Il principio attivo di Trevicta è il Paliperidone Palmitato. Dal punto di vista della classificazione farmacologica, il farmaco rientra nella categoria degli Antipsicotici Atipici (Antipsicotici di Seconda Generazione o SGA), una moderna classe di medicinali psicoattivi usati per stabilizzare e modulare i percorsi di segnalazione cerebrale. Trevicta ha un'origine sintetica ed è derivato dal composto precursore, il Risperidone.
Che Tipo di Farmaco è Trevicta?
Trevicta è classificato come antipsicotico atipico ed è un prodotto a ingrediente singolo il cui supporto farmacologico è basato sul Paliperidone Palmitato.
Il meccanismo d'azione di questa classe di farmaci è "duale": esso si basa sull'antagonismo recettoriale sia verso i recettori della Dopamina D2 che verso i recettori della Serotonina 5-HT2A. Questa doppia azione non si limita a bloccare l'attività, ma la modula in modo più complesso, una caratteristica distintiva degli SGA rispetto agli agenti farmacologici meno recenti. Questo tipo di intervento aiuta a equilibrare l'attività dei neurotrasmettitori nel sistema nervoso centrale.

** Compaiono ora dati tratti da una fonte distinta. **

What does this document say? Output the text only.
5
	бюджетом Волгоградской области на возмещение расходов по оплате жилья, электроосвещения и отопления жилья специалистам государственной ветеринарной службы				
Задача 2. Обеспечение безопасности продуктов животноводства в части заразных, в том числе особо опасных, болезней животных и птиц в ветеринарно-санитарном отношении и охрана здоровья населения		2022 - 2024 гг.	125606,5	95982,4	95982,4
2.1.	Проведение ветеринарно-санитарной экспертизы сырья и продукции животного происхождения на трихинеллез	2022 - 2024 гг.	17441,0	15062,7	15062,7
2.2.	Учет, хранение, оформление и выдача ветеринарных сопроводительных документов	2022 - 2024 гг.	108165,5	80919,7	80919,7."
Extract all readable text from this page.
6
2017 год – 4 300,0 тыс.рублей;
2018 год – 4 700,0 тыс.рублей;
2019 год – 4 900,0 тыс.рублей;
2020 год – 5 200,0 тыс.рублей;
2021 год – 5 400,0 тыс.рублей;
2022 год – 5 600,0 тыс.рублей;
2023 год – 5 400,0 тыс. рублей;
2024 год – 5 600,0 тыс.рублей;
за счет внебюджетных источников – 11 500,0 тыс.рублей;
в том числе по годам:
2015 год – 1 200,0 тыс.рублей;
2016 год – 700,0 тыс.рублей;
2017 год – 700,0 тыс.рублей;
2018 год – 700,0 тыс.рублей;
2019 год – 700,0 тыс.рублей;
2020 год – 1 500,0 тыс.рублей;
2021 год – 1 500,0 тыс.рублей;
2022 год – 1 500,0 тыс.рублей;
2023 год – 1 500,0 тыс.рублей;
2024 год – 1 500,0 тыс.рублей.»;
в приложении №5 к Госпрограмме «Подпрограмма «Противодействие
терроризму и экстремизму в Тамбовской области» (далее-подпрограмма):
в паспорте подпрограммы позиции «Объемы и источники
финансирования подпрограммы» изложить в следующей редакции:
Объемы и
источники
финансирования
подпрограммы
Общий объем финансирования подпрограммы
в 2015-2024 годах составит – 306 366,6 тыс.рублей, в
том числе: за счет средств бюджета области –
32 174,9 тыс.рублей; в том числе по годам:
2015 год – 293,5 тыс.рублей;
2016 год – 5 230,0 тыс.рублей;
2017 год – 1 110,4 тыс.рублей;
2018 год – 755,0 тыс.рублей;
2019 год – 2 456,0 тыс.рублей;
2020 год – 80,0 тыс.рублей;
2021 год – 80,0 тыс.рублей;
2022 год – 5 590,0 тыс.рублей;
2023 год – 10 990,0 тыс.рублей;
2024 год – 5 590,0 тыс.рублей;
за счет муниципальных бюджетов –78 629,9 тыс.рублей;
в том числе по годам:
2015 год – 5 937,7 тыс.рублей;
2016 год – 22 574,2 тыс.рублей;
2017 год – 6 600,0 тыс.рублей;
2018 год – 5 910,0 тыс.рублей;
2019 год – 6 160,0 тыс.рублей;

La Formulazione Unica a Lunga Azione di Trevicta
La peculiarità di Trevicta risiede nella sua formulazione come sospensione iniettabile a rilascio prolungato (LAI), che viene somministrata tramite una profonda iniezione intramuscolare.
Il farmaco è ingegnerizzato come una sospensione acquosa che, una volta iniettata, crea un deposito temporaneo nel tessuto muscolare. Questa metodologia è riconosciuta clinicamente per garantire una somministrazione di farmaco affidabile e costante, supportando l'aderenza al piano terapeutico.
La struttura chimica unica del Paliperidone Palmitato, che è un derivato estere, è fondamentale per questo sistema di rilascio. L'estere deve essere gradualmente idrolizzato (scisso) dall'organismo per liberare il composto attivo, il Paliperidone. È questo processo lento e controllato che assicura che il farmaco sia rilasciato in modo esteso e costante nel tempo, mantenendo livelli terapeutici stabili per lunghi intervalli.